本文属于机器翻译版本。若本译文内容与英语原文存在差异,则一律以英文原文为准。
使用 Graviton GPU DLAMI
Amazon Deep Learning AMI 它已准备好与基于 Arm 处理器的 Graviton GPU 配合使用。Graviton GPU DLAMI 附带 GPU 驱动程序基础平台,以及可用来部署您自己的自定义深度学习环境的加速库。Docker 和 NVIDIA Docker 在 Graviton GPU DLAMI 上进行了预配置,允许您部署容器化应用程序。有关 Graviton GPU DLAMI 的更多详细信息,请查看发布说明
检查 GPU 状态
使用 NVIDIA 系统管理界面
nvidia-smi
nvidia-smi
命令的输出应与以下内容类似:
+-----------------------------------------------------------------------------+ | NVIDIA-SMI 470.82.01 Driver Version: 470.82.01 CUDA Version: 11.4 | |-------------------------------+----------------------+----------------------+ | GPU Name Persistence-M| Bus-Id Disp.A | Volatile Uncorr. ECC | | Fan Temp Perf Pwr:Usage/Cap| Memory-Usage | GPU-Util Compute M. | | | | MIG M. | |===============================+======================+======================| | 0 NVIDIA T4G On | 00000000:00:1F.0 Off | 0 | | N/A 32C P8 8W / 70W | 0MiB / 15109MiB | 0% Default | | | | N/A | +-------------------------------+----------------------+----------------------+ +-----------------------------------------------------------------------------+ | Processes: | | GPU GI CI PID Type Process name GPU Memory | | ID ID Usage | |=============================================================================| | No running processes found | +-----------------------------------------------------------------------------+
检查 CUDA 版本
要检查 CUDA 版本,请运行以下命令:
/usr/
local/cuda/bin/nvcc --version | grep Cuda
您的输出应类似于以下内容:
nvcc: NVIDIA (R) Cuda compiler driver Cuda compilation tools, release 11.4, V11.4.120
验证 Docker
从中运行 CUDA 容器DockerHub
sudo docker run --platform=linux/arm64 --rm \ --gpus all nvidia/cuda:11.4.2-base-ubuntu20.04 nvidia-smi
您的输出应类似于以下内容:
+-----------------------------------------------------------------------------+ | NVIDIA-SMI 470.82.01 Driver Version: 470.82.01 CUDA Version: 11.4 | |-------------------------------+----------------------+----------------------+ | GPU Name Persistence-M| Bus-Id Disp.A | Volatile Uncorr.
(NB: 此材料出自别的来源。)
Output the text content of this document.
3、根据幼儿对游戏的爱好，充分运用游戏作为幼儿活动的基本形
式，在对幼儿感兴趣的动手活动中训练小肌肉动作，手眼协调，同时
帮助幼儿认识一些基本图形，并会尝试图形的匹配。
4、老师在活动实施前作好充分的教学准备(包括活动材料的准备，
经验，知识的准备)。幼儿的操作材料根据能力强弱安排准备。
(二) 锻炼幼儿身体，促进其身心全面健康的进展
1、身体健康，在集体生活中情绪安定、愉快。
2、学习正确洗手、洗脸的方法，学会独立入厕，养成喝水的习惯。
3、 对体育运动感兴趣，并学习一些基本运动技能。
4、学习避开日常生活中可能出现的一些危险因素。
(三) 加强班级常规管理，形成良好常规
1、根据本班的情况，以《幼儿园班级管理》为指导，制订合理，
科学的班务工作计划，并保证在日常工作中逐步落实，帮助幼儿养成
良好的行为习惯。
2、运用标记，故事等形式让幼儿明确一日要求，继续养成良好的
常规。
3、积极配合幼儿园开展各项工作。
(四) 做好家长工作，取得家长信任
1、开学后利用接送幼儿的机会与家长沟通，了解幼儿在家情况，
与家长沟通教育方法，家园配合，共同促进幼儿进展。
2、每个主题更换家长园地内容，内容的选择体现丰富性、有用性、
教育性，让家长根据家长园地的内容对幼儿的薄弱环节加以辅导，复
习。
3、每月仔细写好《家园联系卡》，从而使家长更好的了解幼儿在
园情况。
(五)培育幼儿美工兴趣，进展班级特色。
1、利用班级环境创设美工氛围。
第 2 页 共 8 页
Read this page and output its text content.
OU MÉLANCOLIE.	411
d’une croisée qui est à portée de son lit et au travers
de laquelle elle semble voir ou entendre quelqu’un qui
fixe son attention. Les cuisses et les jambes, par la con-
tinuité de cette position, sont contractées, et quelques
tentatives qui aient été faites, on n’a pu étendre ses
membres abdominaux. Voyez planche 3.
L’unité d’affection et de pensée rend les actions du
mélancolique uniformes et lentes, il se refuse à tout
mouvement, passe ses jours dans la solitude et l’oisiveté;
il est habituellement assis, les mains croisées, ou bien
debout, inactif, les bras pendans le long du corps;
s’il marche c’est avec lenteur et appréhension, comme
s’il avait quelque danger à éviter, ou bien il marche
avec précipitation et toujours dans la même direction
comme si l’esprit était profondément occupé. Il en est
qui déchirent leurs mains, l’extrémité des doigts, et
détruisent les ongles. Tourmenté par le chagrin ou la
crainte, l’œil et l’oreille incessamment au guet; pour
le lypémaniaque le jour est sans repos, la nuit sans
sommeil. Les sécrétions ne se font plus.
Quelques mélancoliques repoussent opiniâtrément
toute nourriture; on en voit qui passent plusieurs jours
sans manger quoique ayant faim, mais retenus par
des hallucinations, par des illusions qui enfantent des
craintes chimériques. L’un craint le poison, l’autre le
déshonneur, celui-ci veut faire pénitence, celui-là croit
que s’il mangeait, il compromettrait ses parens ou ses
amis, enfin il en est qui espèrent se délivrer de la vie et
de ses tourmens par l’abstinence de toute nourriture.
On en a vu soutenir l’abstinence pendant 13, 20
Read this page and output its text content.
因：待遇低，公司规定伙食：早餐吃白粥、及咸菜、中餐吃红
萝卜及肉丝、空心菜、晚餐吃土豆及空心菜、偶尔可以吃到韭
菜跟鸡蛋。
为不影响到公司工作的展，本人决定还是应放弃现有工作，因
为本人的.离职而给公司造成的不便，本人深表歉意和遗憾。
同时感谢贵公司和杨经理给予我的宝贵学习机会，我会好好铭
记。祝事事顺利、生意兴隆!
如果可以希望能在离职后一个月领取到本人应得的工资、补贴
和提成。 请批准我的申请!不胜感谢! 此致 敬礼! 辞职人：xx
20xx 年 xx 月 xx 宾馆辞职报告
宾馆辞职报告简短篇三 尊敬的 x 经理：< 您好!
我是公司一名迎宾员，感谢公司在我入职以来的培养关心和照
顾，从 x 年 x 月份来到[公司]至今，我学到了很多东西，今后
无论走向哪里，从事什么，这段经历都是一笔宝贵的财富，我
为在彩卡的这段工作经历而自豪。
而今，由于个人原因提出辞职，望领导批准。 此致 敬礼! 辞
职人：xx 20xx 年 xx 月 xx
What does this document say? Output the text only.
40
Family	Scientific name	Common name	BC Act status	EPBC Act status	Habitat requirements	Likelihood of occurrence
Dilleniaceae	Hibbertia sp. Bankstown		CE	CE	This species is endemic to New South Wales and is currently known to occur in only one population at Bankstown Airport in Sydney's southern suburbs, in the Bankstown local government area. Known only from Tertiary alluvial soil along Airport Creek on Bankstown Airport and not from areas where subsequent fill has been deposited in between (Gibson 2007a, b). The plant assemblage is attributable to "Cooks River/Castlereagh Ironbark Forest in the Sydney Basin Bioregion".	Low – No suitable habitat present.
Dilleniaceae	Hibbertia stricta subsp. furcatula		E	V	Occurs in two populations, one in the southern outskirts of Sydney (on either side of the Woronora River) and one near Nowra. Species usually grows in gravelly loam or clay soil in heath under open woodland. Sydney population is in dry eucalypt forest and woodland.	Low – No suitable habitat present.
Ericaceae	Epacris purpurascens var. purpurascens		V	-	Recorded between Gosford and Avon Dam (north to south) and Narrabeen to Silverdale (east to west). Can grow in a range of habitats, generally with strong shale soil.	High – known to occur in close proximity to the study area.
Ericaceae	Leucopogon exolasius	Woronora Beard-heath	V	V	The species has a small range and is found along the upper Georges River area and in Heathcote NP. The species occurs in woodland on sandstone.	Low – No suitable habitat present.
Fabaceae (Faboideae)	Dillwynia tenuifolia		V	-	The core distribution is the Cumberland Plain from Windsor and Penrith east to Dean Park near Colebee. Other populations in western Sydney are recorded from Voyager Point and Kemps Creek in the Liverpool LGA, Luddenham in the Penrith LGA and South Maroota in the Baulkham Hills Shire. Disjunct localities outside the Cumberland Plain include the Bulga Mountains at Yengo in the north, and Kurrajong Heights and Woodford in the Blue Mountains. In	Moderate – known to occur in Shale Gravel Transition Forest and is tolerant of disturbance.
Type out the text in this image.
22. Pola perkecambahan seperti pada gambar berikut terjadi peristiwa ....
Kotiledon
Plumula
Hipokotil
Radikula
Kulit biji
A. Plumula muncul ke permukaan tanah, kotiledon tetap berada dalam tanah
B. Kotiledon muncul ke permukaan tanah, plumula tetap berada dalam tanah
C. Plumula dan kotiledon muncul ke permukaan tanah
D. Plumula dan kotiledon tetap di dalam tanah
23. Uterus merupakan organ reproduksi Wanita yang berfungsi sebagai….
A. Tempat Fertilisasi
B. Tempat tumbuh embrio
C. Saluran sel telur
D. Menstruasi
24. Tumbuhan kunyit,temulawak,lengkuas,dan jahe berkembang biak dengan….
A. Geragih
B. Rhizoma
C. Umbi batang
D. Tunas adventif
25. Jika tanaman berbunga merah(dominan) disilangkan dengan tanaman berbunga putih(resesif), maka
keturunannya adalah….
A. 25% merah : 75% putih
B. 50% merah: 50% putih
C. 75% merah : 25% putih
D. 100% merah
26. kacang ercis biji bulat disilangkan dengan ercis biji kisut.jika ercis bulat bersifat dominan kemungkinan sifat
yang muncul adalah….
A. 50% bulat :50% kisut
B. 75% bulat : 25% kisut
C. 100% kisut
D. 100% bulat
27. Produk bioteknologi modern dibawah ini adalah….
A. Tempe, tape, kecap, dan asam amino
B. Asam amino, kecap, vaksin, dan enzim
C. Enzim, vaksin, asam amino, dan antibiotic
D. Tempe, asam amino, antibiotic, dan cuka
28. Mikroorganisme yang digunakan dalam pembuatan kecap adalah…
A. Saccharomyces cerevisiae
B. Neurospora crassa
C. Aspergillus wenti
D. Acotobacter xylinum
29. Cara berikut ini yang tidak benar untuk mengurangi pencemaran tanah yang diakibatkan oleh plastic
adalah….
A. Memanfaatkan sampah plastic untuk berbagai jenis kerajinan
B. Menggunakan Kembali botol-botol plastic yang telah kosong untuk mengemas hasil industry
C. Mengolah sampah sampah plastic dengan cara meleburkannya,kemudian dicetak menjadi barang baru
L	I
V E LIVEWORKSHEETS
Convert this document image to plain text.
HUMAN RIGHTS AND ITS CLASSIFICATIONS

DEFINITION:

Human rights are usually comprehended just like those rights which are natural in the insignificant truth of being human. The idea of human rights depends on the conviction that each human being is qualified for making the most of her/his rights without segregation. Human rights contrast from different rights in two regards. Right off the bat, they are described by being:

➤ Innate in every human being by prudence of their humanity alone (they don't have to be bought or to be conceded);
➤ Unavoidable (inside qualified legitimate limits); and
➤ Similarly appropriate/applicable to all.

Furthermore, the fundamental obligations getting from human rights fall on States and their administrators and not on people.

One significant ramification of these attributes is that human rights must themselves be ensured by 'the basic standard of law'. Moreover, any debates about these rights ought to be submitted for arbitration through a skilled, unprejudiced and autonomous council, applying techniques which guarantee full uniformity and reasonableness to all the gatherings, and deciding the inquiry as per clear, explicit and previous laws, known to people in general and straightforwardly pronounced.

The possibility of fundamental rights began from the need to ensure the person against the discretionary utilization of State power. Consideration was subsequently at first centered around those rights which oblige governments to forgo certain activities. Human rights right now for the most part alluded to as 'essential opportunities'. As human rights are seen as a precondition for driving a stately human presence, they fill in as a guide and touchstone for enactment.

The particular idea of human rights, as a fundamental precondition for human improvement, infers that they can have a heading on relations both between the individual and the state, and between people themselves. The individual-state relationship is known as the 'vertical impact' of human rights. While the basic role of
ECC | | Fan Temp Perf Pwr:Usage/Cap| Memory-Usage | GPU-Util Compute M. | | | | MIG M. | |===============================+======================+======================| | 0 NVIDIA T4G On | 00000000:00:1F.0 Off | 0 | | N/A 33C P8 9W / 70W | 0MiB / 15109MiB | 0% Default | | | | N/A | +-------------------------------+----------------------+----------------------+ +-----------------------------------------------------------------------------+ | Processes: | | GPU GI CI PID Type Process name GPU Memory | | ID ID Usage | |=============================================================================| | No running processes found | +-----------------------------------------------------------------------------+
TensorRT
使用以下命令来访问 TensorRT 命令行工具:
trtexec
您的输出应类似于以下内容:
&&&& RUNNING TensorRT.trtexec [TensorRT v8200] # trtexec ... &&&& PASSED TensorRT.trtexec [TensorRT v8200] # trtexec
TensorRT Python 滚轮可供按需安装。您可以在以下文件位置找到这些滚轮:
/usr/local/tensorrt/graphsurgeon/ └── graphsurgeon-0.4.5-py2.py3-none-any.whl /usr/local/tensorrt/onnx_graphsurgeon/ └── onnx_graphsurgeon-0.3.12-py2.py3-none-any.whl /usr/local/tensorrt/python/ ├── tensorrt-8.2.0.6-cp36-none-linux_aarch64.whl ├── tensorrt-8.2.0.6-cp37-none-linux_aarch64.whl ├── tensorrt-8.2.0.6-cp38-none-linux_aarch64.whl └── tensorrt-8.2.0.6-cp39-none-linux_aarch64.whl /usr/local/tensorrt/uff/ └── uff-0.6.9-py2.py3-none-any.whl
有关其他详细信息,请参阅 NVIDIA TensorRT 文档
运行 CUDA 示例
Graviton GPU DLAMI 提供了预编译的 CUDA 示例,可以帮助您验证不同的 CUDA 功能。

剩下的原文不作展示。